What they do
Intelligence officers collect a range of information that assists in maintaining Australia's national security, and investigate major crimes. They are responsible for counter-terrorism, counter-espionage, counter-proliferation, and the detection and prevention of serious organised crime in Australia. They collect information on the activities of a range of individuals and organisations that are of interest to the Australian government. This data informs the government's capacity to make decisions regarding Australia's security, foreign relations and economic wellbeing.

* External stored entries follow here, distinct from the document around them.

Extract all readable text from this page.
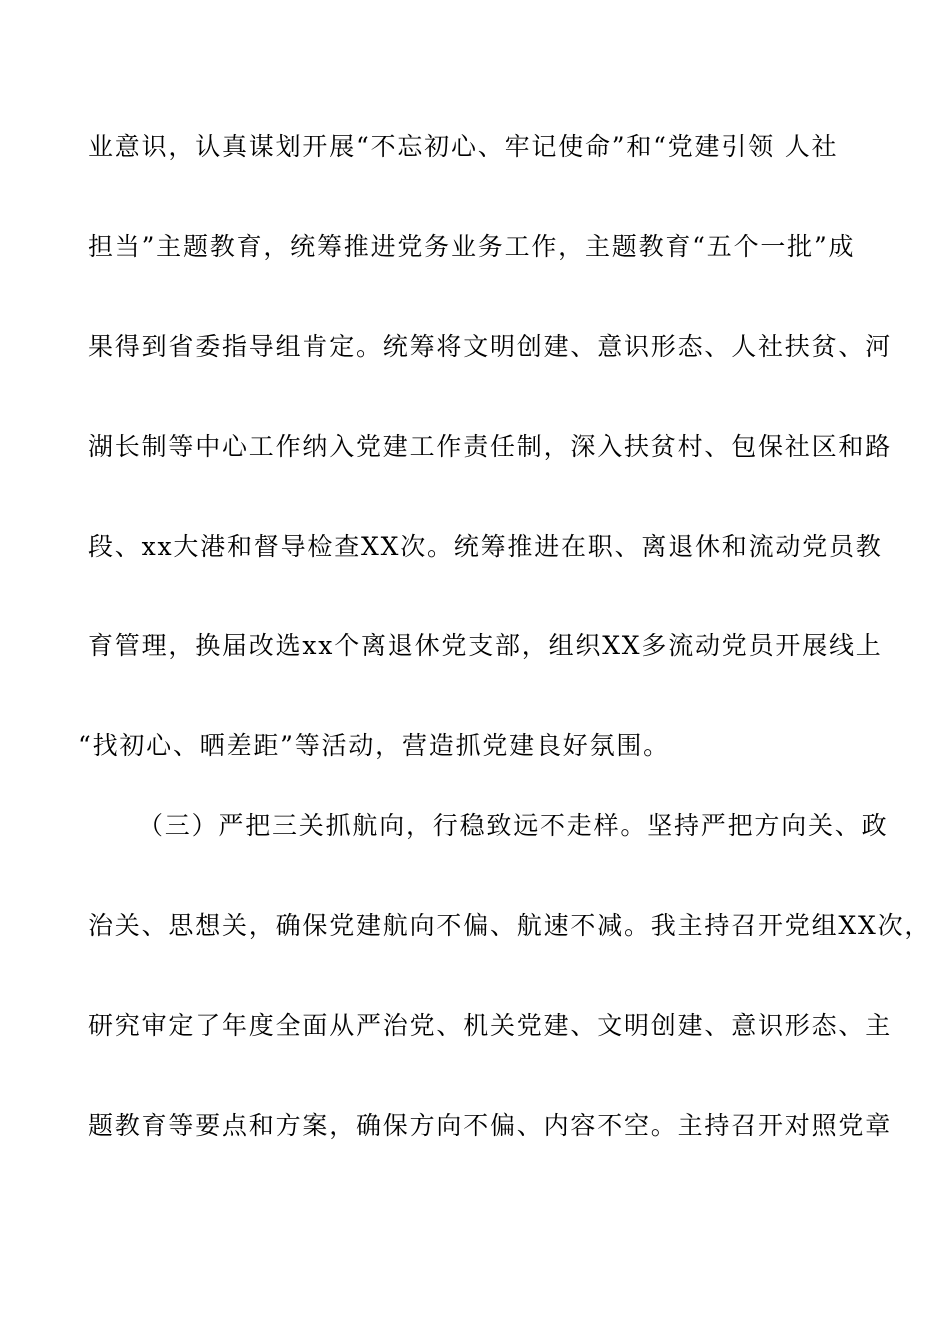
业意识，认真谋划开展“不忘初心、牢记使命”和“党建引领 人社
担当”主题教育，统筹推进党务业务工作，主题教育“五个一批”成
果得到省委指导组肯定。统筹将文明创建、意识形态、人社扶贫、河
湖长制等中心工作纳入党建工作责任制，深入扶贫村、包保社区和路
段、xx大港和督导检查XX次。统筹推进在职、离退休和流动党员教
育管理，换届改选xx个离退休党支部，组织XX多流动党员开展线上
“找初心、晒差距”等活动，营造抓党建良好氛围。
（三）严把三关抓航向，行稳致远不走样。坚持严把方向关、政
治关、思想关，确保党建航向不偏、航速不减。我主持召开党组XX次，
研究审定了年度全面从严治党、机关党建、文明创建、意识形态、主
题教育等要点和方案，确保方向不偏、内容不空。主持召开对照党章
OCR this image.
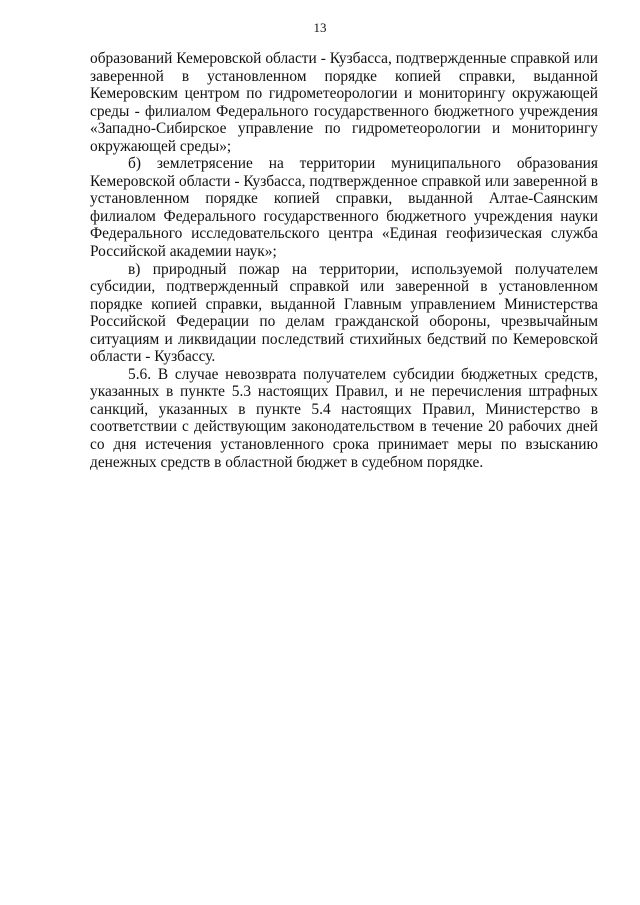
13

образований Кемеровской области - Кузбасса, подтвержденные справкой или заверенной в установленном порядке копией справки, выданной Кемеровским центром по гидрометеорологии и мониторингу окружающей среды - филиалом Федерального государственного бюджетного учреждения «Западно-Сибирское управление по гидрометеорологии и мониторингу окружающей среды»;

б) землетрясение на территории муниципального образования Кемеровской области - Кузбасса, подтвержденное справкой или заверенной в установленном порядке копией справки, выданной Алтае-Саянским филиалом Федерального государственного бюджетного учреждения науки Федерального исследовательского центра «Единая геофизическая служба Российской академии наук»;

в) природный пожар на территории, используемой получателем субсидии, подтвержденный справкой или заверенной в установленном порядке копией справки, выданной Главным управлением Министерства Российской Федерации по делам гражданской обороны, чрезвычайным ситуациям и ликвидации последствий стихийных бедствий по Кемеровской области - Кузбассу.

5.6. В случае невозврата получателем субсидии бюджетных средств, указанных в пункте 5.3 настоящих Правил, и не перечисления штрафных санкций, указанных в пункте 5.4 настоящих Правил, Министерство в соответствии с действующим законодательством в течение 20 рабочих дней со дня истечения установленного срока принимает меры по взысканию денежных средств в областной бюджет в судебном порядке.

Intelligence officers either work for the Australian Security Intelligence Organisation (ASIO) in Australia, or for the Australian Secret Intelligence Service (ASIS) overseas. They work in offices, but also undertake information-gathering activities in a range of other circumstances. They may be involved in dangerous situations, and may come into contact with criminals or other dangerous individuals or groups. Intelligence officers working for ASIO must be prepared to relocate to Canberra, while those working for ASIS must be prepared to relocate overseas.
Tools and technologies
Intelligence officers use computers, and in particular word processing and data management software. They may also be required to operate audiovisual surveillance equipment.
How do I become one?
Education and training
To become an intelligence officer, you usually need to study a degree at university.
All universities in Western Australia offer relevant courses.
Contact the universities you are interested in for more information.
You must also be an Australian citizen, undergo a security assessment to obtain a high level Security Clearance, and hold a current driver's license.
Entry into graduate programs with the Australian Security Intelligence Organisation, the Australian Secret Intelligence Service, or the Department of Defence will require applicants to move out of state for training.